How will new roommates be found?
Are you OK with posting an ad?
Opposite sex OK?
Split the missing roommate's rent until lease end?
Most roommates move out eventually. You need to have a plan for when it happens especially if you can't afford the rent without the missing roommate. A high percentage of cases I've seen on court shows involving roommates could have been solved if the roommate left behind had been willing to post an ad looking for a new roommate.
What will you bring to the common areas?
Furniture, electronics, kitchen tools?
How much notice before move out?
How many days?
If notice isn't given, the deposit will be held to cover rent to 30 days from move out or until another roommate is found?
30 days notice is pretty standard. If however you have a longer term lease and are not comfortable placing an ad to search for another roommate, you will need to agree on more notice.
How will deposits be returned?
In a revolving roommate household it's easy to lose track of deposits. You should keep a written record of deposits paid. There should also be an agreement about how deposits will be returned when one roommate moves out. Most landlords will not re-write the lease, do an inspection and return a deposit until the last original roommate moves out. Unfortunately this can leave the last batch in the lurch if the landlord holds the deposit and the deposit has been paid back in full to departing roommates. You could agree to keep in touch and split any losses at final move out, the trouble is with a long running household people tend to drop off the radar, and what the split is can get complicated. If you want to split the deposit loss you need to get it all in writing. Keep in mind that your last college roommate might still be in the apartment in 25 years if the rent is good.
What's the party policy?
Specific days not OK?
How many people invited?
What kind of parties? Wild, mild or sedate?

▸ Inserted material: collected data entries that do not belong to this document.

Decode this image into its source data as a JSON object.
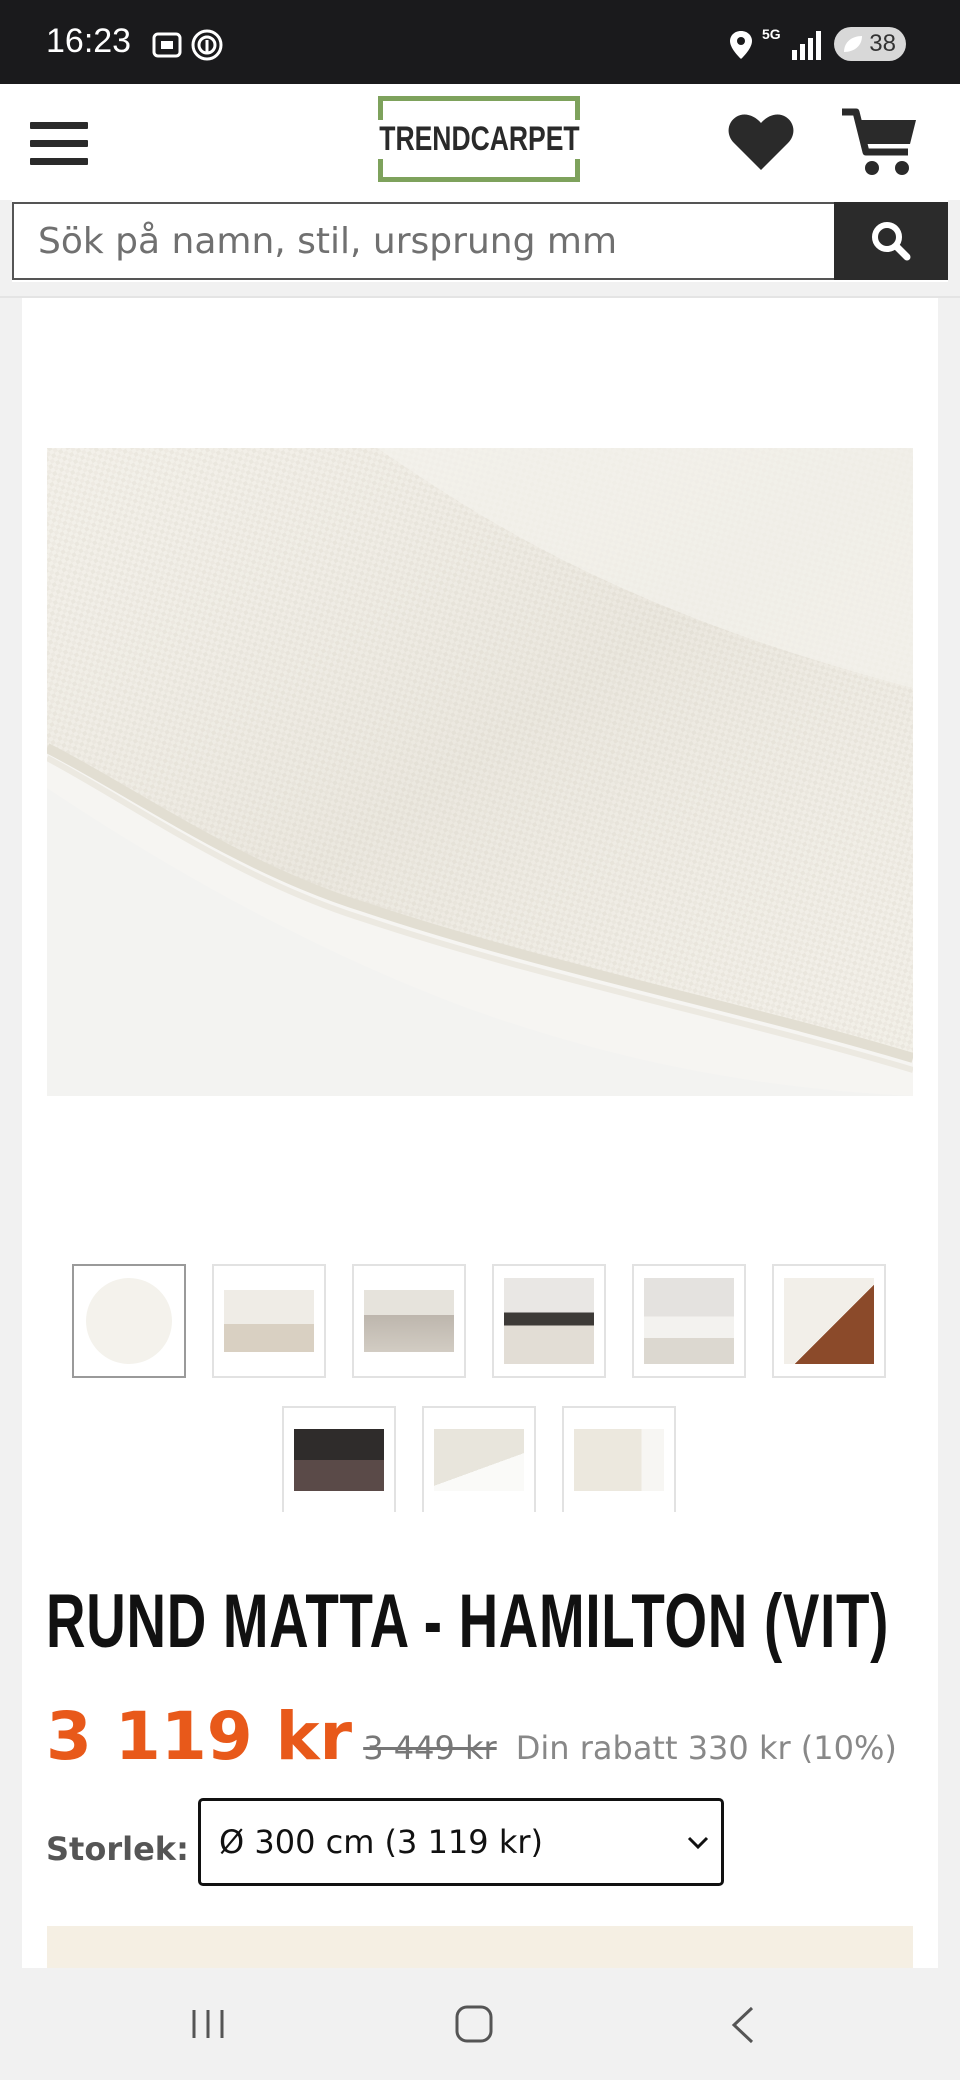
{
  "status_bar": {
    "time": "16:23",
    "battery": "38",
    "network": "5G"
  },
  "header": {
    "logo_text": "TRENDCARPET",
    "menu_icon": "hamburger-icon",
    "favorites_icon": "heart-icon",
    "cart_icon": "cart-icon"
  },
  "search": {
    "placeholder": "Sök på namn, stil, ursprung mm",
    "button_icon": "search-icon"
  },
  "product": {
    "title": "RUND MATTA - HAMILTON (VIT)",
    "price": "3 119 kr",
    "old_price": "3 449 kr",
    "discount": "Din rabatt 330 kr (10%)",
    "size_label": "Storlek:",
    "size_value": "Ø 300 cm (3 119 kr)",
    "thumbnail_count": 9,
    "selected_thumbnail": 1
  },
  "colors": {
    "accent": "#e8591a",
    "logo_border": "#7ea25c",
    "dark": "#2b2b2b"
  }
}
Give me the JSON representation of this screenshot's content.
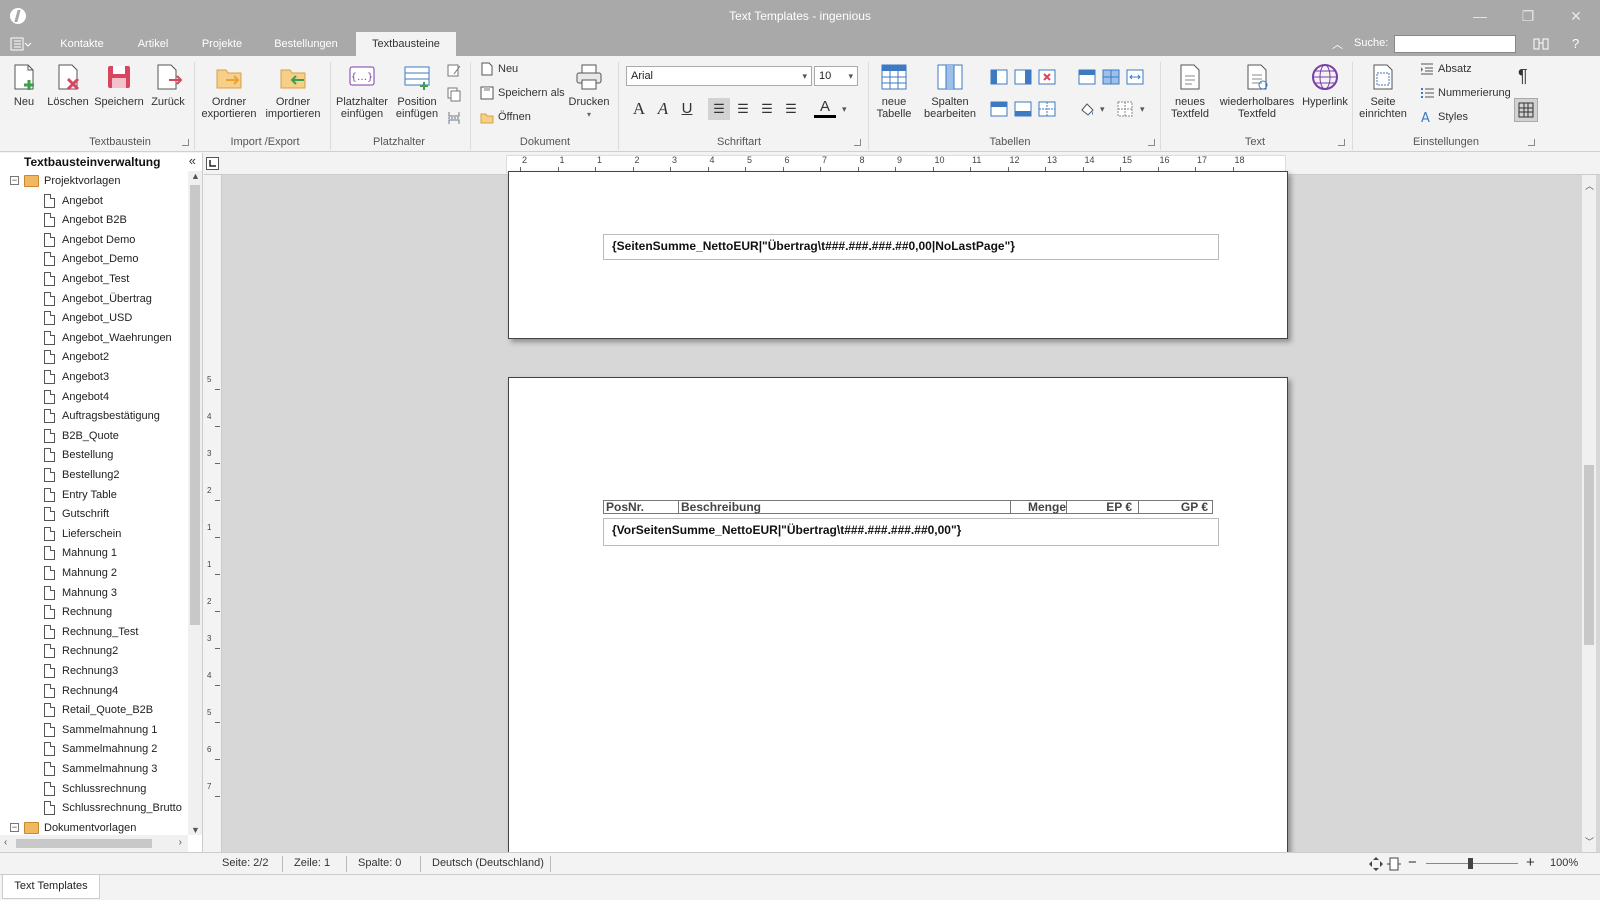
{
  "window": {
    "title": "Text Templates - ingenious",
    "minimize_glyph": "—",
    "restore_glyph": "❐",
    "close_glyph": "✕"
  },
  "tabs": [
    {
      "label": "Kontakte"
    },
    {
      "label": "Artikel"
    },
    {
      "label": "Projekte"
    },
    {
      "label": "Bestellungen"
    },
    {
      "label": "Textbausteine",
      "active": true
    }
  ],
  "search": {
    "label": "Suche:",
    "value": ""
  },
  "ribbon": {
    "groups": {
      "textbaustein": "Textbaustein",
      "import_export": "Import /Export",
      "platzhalter": "Platzhalter",
      "dokument": "Dokument",
      "schriftart": "Schriftart",
      "tabellen": "Tabellen",
      "text": "Text",
      "einstellungen": "Einstellungen"
    },
    "buttons": {
      "neu": "Neu",
      "loeschen": "Löschen",
      "speichern": "Speichern",
      "zurueck": "Zurück",
      "ordner_export_1": "Ordner",
      "ordner_export_2": "exportieren",
      "ordner_import_1": "Ordner",
      "ordner_import_2": "importieren",
      "platzhalter_1": "Platzhalter",
      "platzhalter_2": "einfügen",
      "position_1": "Position",
      "position_2": "einfügen",
      "doc_neu": "Neu",
      "doc_speichern_als": "Speichern als",
      "doc_oeffnen": "Öffnen",
      "drucken": "Drucken",
      "neue_tabelle_1": "neue",
      "neue_tabelle_2": "Tabelle",
      "spalten_1": "Spalten",
      "spalten_2": "bearbeiten",
      "neues_textfeld_1": "neues",
      "neues_textfeld_2": "Textfeld",
      "wiederholbares_1": "wiederholbares",
      "wiederholbares_2": "Textfeld",
      "hyperlink": "Hyperlink",
      "seite_1": "Seite",
      "seite_2": "einrichten",
      "absatz": "Absatz",
      "nummerierung": "Nummerierung",
      "styles": "Styles"
    },
    "font": {
      "name": "Arial",
      "size": "10"
    }
  },
  "sidebar": {
    "title": "Textbausteinverwaltung",
    "folders": [
      {
        "label": "Projektvorlagen",
        "items": [
          "Angebot",
          "Angebot B2B",
          "Angebot Demo",
          "Angebot_Demo",
          "Angebot_Test",
          "Angebot_Übertrag",
          "Angebot_USD",
          "Angebot_Waehrungen",
          "Angebot2",
          "Angebot3",
          "Angebot4",
          "Auftragsbestätigung",
          "B2B_Quote",
          "Bestellung",
          "Bestellung2",
          "Entry Table",
          "Gutschrift",
          "Lieferschein",
          "Mahnung 1",
          "Mahnung 2",
          "Mahnung 3",
          "Rechnung",
          "Rechnung_Test",
          "Rechnung2",
          "Rechnung3",
          "Rechnung4",
          "Retail_Quote_B2B",
          "Sammelmahnung 1",
          "Sammelmahnung 2",
          "Sammelmahnung 3",
          "Schlussrechnung",
          "Schlussrechnung_Brutto"
        ]
      },
      {
        "label": "Dokumentvorlagen",
        "items": []
      }
    ]
  },
  "ruler": {
    "h_ticks": [
      "2",
      "1",
      "1",
      "2",
      "3",
      "4",
      "5",
      "6",
      "7",
      "8",
      "9",
      "10",
      "11",
      "12",
      "13",
      "14",
      "15",
      "16",
      "17",
      "18"
    ],
    "v_ticks": [
      "5",
      "4",
      "3",
      "2",
      "1",
      "1",
      "2",
      "3",
      "4",
      "5",
      "6",
      "7"
    ]
  },
  "document": {
    "page1_field": "{SeitenSumme_NettoEUR|\"Übertrag\\t###.###.###.##0,00|NoLastPage\"}",
    "table_header": {
      "posnr": "PosNr.",
      "beschreibung": "Beschreibung",
      "menge": "Menge",
      "ep": "EP €",
      "gp": "GP €"
    },
    "page2_field": "{VorSeitenSumme_NettoEUR|\"Übertrag\\t###.###.###.##0,00\"}"
  },
  "status": {
    "seite": "Seite: 2/2",
    "zeile": "Zeile: 1",
    "spalte": "Spalte: 0",
    "sprache": "Deutsch (Deutschland)",
    "zoom": "100%"
  },
  "bottom_tab": "Text Templates",
  "colors": {
    "titlebar": "#a9a9a9",
    "accent_red": "#d9455f",
    "accent_orange": "#f0a030",
    "accent_blue": "#3d7ac2",
    "accent_purple": "#7a3ea8",
    "accent_green": "#3aa04a"
  }
}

Clear with roommates first?
What kind of music, movies, video games, TV do you like?
These are all things you are likely to do with your roommates, even if you don't hang out much otherwise. It's nice to have similar tastes, but not required. This topic of conversation is also useful for getting an idea of a potential roommate's personality during a roommate interview. If you find your tastes don't match, invest in some headphones.